Politis
MERCREDI 6 FÉVRIER 2002
Dossiers Prisons
« La situation française est désastreuse »
Un entretien avec le psychologue* Jacques Lesage de La Haye.
Il défend depuis vingt-cinq ans le droit des prisonniers à une vie familiale,
convaincu qu'elle peut être un pivot pour leur réinsertion.
Quelle importance un parent détenu accorde-t-il à son enfant ?
Les parents qui viennent dans nos groupes de parole sont dans une souffrance
extrême et parlent presque exclusivement de leurs enfants. Pour certains,
la séparation brutale réveille quelque chose qui peut les amener à créer
un lien qu'ils ne ressentaient pas, ou à ressouder un lien qui s'était
distendu. Dès lors, leur souffrance devient terrible parce qu'ils se responsabilisent,
ils prennent conscience du fait qu'ils sont pères et commencent à se dire :
« Je n'ai pas fait ce que je devais avec mon enfant ». Puis ils
décident de s'en occuper très sérieusement. Dans un des groupes de Bois
d'Arcy, encadré par mon collègue Pascal Matra, un prisonnier a fait une
prise de conscience absolument remarquable. Lors d'une réunion de synthèse,
il nous a dit : « Avant d'entrer en prison, seuls comptaient pour
moi les copains, avec qui je faisais mes coups. Mes enfants n'avaient
pas d'importance. Le travail que j'ai fait m'a amené à prendre conscience
de l'existence de mes enfants et même de leur importance. Quand je sortirai,
mes enfants seront ma priorité. Les copains et toutes les erreurs que
j'ai commises ne compteront plus ».
Le rôle d'un enfant pour la réinsertion de son parent libéré peut donc
être énorme ?
Oui. Parce que certains, qui ont tendance à vivre comme des immatures,
c'est-à-dire comme des adultes qui n'ont pas conscience de cette responsabilité,
se mettent à « grandir » pendant leur incarcération. Ils font souvent
un travail sur eux-mêmes et s'interrogent sur ce qu'ils étaient avant
de passer la porte de la prison. Il faut dire qu'ils vivaient dans une
telle précarité économique et sociale que la délinquance pouvait leur
apparaître comme le seul moyen de s'en sortir. Mais l'enfant les amène
à une sorte de responsabilité qui va les pousser à chercher d'autres solutions.
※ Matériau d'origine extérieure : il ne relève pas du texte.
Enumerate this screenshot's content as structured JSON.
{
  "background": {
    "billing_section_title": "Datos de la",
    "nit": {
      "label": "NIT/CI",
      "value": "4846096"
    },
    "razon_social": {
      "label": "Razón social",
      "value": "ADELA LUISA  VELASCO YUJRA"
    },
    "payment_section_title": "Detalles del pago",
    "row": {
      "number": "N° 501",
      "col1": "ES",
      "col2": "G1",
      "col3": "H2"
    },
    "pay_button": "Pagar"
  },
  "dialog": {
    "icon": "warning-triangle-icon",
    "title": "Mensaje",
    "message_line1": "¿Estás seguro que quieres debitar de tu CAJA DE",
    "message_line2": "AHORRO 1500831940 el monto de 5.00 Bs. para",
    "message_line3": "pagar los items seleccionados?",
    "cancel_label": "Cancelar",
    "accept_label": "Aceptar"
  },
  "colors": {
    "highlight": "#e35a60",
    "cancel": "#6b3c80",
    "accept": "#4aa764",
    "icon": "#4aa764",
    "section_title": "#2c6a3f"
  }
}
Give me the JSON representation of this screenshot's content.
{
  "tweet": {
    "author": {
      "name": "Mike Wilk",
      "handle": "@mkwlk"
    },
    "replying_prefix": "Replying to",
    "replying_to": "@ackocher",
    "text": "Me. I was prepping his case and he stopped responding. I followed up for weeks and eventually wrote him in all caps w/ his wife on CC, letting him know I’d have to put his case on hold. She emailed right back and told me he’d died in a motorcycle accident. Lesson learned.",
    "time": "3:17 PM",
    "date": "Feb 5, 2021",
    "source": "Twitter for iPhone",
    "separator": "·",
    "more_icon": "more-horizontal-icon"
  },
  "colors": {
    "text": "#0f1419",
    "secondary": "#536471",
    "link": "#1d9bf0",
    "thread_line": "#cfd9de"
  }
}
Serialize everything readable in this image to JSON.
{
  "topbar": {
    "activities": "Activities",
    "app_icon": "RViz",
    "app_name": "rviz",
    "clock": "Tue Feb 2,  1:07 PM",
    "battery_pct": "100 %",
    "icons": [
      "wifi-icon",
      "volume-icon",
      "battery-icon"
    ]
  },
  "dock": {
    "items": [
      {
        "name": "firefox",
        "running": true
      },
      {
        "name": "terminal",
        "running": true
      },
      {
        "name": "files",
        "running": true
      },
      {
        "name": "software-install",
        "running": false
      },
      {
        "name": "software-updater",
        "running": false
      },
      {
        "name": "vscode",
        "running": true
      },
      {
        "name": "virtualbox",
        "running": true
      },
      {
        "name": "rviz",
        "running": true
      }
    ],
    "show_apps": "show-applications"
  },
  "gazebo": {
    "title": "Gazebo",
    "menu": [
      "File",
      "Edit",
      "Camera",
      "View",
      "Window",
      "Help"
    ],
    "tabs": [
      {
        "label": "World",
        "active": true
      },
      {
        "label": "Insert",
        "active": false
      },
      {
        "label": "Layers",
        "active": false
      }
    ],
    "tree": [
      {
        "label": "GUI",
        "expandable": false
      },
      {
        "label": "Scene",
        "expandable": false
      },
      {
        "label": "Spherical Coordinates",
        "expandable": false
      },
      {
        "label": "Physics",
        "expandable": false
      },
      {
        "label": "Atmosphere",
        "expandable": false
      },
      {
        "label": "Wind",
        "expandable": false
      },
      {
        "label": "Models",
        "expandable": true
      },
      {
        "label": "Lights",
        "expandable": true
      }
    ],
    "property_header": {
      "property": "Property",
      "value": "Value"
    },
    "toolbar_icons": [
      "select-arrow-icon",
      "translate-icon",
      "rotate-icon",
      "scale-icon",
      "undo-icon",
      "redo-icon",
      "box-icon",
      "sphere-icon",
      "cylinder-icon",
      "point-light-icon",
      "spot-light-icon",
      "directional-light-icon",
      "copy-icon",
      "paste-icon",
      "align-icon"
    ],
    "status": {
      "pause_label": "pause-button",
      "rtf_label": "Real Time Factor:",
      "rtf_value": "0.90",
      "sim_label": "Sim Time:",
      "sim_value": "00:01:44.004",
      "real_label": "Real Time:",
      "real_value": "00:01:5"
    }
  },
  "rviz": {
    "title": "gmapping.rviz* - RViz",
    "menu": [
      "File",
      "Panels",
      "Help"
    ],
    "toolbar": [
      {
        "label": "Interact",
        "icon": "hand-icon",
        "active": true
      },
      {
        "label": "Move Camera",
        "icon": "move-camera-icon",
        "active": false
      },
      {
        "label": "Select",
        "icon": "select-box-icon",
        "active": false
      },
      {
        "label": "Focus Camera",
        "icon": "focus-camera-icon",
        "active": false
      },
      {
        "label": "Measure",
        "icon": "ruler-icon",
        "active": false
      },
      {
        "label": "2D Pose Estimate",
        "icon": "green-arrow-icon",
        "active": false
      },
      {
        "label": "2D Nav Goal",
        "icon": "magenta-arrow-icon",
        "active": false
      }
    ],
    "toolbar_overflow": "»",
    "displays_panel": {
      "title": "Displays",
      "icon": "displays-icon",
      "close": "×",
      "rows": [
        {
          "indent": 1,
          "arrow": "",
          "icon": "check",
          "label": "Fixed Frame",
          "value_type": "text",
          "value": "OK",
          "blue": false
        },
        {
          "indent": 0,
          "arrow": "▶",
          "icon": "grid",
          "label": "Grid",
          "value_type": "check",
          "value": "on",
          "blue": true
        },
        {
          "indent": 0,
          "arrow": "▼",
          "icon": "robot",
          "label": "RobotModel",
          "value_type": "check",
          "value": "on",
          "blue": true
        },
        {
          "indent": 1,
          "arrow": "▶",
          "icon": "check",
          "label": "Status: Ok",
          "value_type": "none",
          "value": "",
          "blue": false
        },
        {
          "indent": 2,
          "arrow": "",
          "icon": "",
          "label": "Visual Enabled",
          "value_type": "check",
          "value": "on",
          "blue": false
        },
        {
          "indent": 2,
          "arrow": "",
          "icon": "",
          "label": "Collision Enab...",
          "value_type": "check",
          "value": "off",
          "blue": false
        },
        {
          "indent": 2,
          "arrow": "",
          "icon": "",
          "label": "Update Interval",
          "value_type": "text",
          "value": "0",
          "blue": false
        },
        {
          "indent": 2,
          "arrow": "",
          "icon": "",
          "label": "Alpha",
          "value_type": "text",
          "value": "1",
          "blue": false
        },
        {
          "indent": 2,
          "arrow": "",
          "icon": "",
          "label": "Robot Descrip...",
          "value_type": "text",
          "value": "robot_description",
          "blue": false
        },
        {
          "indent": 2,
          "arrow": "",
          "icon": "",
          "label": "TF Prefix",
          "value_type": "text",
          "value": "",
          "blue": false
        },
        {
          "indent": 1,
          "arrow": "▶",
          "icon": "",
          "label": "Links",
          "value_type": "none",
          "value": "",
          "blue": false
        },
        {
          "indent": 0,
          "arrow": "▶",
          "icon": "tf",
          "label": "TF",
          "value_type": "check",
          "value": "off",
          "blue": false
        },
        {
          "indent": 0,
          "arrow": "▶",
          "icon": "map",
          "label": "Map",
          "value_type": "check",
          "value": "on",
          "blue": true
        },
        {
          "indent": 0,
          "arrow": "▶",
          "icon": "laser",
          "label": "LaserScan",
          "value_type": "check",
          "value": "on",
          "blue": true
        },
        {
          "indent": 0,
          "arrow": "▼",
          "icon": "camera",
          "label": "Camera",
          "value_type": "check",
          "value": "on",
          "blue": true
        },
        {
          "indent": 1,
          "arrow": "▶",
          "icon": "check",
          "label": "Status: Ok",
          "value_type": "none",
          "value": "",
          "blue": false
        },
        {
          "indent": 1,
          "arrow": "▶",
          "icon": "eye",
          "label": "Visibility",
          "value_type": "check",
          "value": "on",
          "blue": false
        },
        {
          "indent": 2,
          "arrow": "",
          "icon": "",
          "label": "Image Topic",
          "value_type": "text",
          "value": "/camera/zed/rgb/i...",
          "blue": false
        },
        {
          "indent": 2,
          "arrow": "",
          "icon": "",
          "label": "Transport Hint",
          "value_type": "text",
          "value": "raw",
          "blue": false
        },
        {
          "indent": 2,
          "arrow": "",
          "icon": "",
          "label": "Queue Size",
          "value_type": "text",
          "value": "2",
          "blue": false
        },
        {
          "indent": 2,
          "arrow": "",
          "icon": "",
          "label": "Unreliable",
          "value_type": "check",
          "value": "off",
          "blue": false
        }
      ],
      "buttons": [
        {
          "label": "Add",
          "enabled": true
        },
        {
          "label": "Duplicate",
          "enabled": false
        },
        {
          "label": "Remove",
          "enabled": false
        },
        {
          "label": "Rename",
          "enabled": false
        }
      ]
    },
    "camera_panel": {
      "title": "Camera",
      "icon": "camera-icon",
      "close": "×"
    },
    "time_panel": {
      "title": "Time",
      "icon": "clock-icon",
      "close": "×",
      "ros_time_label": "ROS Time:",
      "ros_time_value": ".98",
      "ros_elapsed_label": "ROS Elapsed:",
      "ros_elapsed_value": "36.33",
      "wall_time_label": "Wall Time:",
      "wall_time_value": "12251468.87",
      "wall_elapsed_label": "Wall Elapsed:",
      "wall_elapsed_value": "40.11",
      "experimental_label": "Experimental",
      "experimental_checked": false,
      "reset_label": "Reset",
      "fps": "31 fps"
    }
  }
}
Ce lien enfant-parent détenu est-il valorisé par l'institution pénitentiaire ?
En général, les services sociaux et éducatifs valorisent cette relation.
Ils considèrent même que cela s'inscrit dans un processus d'insertion
ou de réinsertion. Le malheur c'est que les gens qui sont concernés par
ces problèmes-là, éducateurs, assistantes sociales, médecins, sont en
nombre totalement insuffisant. Ce sont des gens débordés qui n'arrivent
pas à s'occuper des détenus comme ils le voudraient. Il arrive souvent
que l'on compte un psychologue pour 400 détenus, un psychiatre pour 200
ou 400 détenus, un éducateur ou une assistante sociale pour 100 ou 200
détenus ! Un éducateur me disait un jour : « Ici nous sommes 4 éducateurs
pour 400 détenus. Nous avons 100 détenus en charge chacun, moi je ne m'occupe
que de 30 détenus », ce qui était déjà prodigieux ! Le détenu, confronté
au manque et à l'absence de réponse, accuse les éducateurs et thérapeutes
d'abandon. Il en résulte une incompréhension totale, née d'une insuffisance
de moyens.
Les infrastructures pénitentiaires sont-elles encourageantes pour la relation
enfant-parent ?
Les conditions d'accueil des familles et des enfants de détenus sont déplorables,
je dirais même que c'est un désastre. Des enfants et une mère se retrouvent
dans un misérable placard, avec en plus, selon les cas, une table ou un
muret de séparation à mi-hauteur. Dans certains établissements, quelques
améliorations ont été apportées. Mais en règle générale, c'est une véritable
catastrophe. On arrive d'ailleurs à un paradoxe assez étonnant. Dans les
établissements comme Bois d'Arcy, un parloir spécial a été créé pour les
enfants qui viennent accompagnés par le Relais enfants parents. Les conditions
sont bien meilleures : la durée du parloir peut être plus longue, les
locaux sont accueillants. C'est presque respectueux pour l'intimité familiale...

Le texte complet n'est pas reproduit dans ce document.